As has been reported in several places starting with the EA-Land blog (to which the EA-Land site now points), EA will be shutting down EA-Land in August. EA-Land was the do-over of The Sims Online, which at one time in its heady pre-release days was the presumptive heir to the "first million user virtual world" crown. A virtual world/game from EA and built using the biggest, most successful and accessible game IP ever?
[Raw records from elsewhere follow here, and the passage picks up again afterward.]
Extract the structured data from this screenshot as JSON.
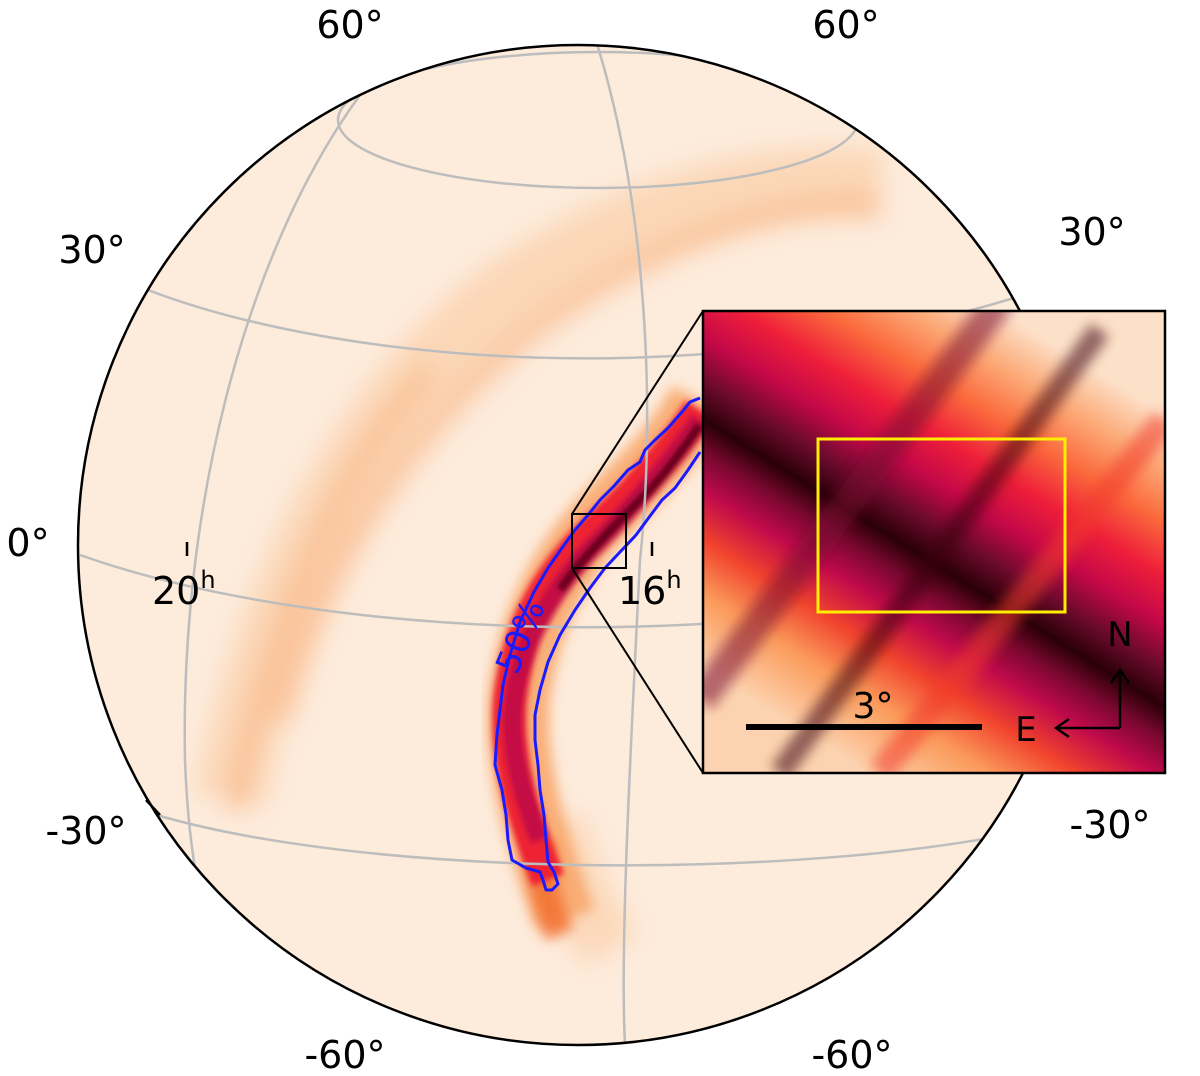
{
  "map": {
    "projection": "orthographic globe",
    "colormap": "sequential light-cream to orange to red to black",
    "grid_color": "#bdbdbd",
    "outline_color": "#000000",
    "contour_color": "#1a1aff",
    "labels": {
      "dec_top_left": "60°",
      "dec_top_right": "60°",
      "dec_30_left": "30°",
      "dec_30_right": "30°",
      "dec_0_left": "0°",
      "dec_minus30_left": "-30°",
      "dec_minus30_right": "-30°",
      "dec_minus60_left": "-60°",
      "dec_minus60_right": "-60°",
      "ra_20": "20",
      "ra_16": "16",
      "ra_unit": "h",
      "contour": "50%"
    }
  },
  "inset": {
    "box_color": "#ffee00",
    "scale_bar": "3°",
    "north": "N",
    "east": "E"
  }
}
What could possibly go wrong?
This is a question that has been asked innumerable times in view of TSO's lack of commercial success, and which deserves some real consideration. The inability of TSO to attract even 100,000 users gave many virtual world watchers significant pause -- could this whole thing be just a big fad after all? We've since discovered that the market for virtual worlds is orders of magnitude larger than TSO's numbers might indicate, but still this is a nagging question. The Sims Online seemed to have everything going for it: the best possible IP, the biggest publisher, and a huge team. So what happened? Why didn't this game crest a million happy, Simmy users as new players flooded online?
There are a lot of thoughts and a lot of theories: Was it the removal of The Sims' charming internal motivations, leaving them as only empty avatars? Was it the lack of significant gameplay (aside from making gnomes, jam, and pizza)? Was the game in effect too social and in the wrong ways? Was it even the fact that EA has seen huge success with single-player console and PC games, but was ill-equipped to take on the design of an MMO? Or something else? I have my thoughts and opinions (full disclosure: I was on the TSO team early in its life, and my opinions are informed by that time), but I'm interested to hear what others who have followed it and played it think.
One last thing for now: it's important to note, as Luc Barthelet said in his 'thank you' post on the
EA-Land blog, that "virtual worlds are still in their infancy." This is
certainly true, and we should expect some big failures -- but hopefully
ones that, as Clay Shirky recently wrote, will fail informatively. We've seen a number of failures in MMOs (including several from EA), despite the overall large number of commercial successes, and will no doubt see more as time goes on.
What can we learn from the redo of TSO and now the shuttering of EA-Land, and what does this tell us about the future (in terms of design, production, and commercial success) of MMOs and virtual worlds?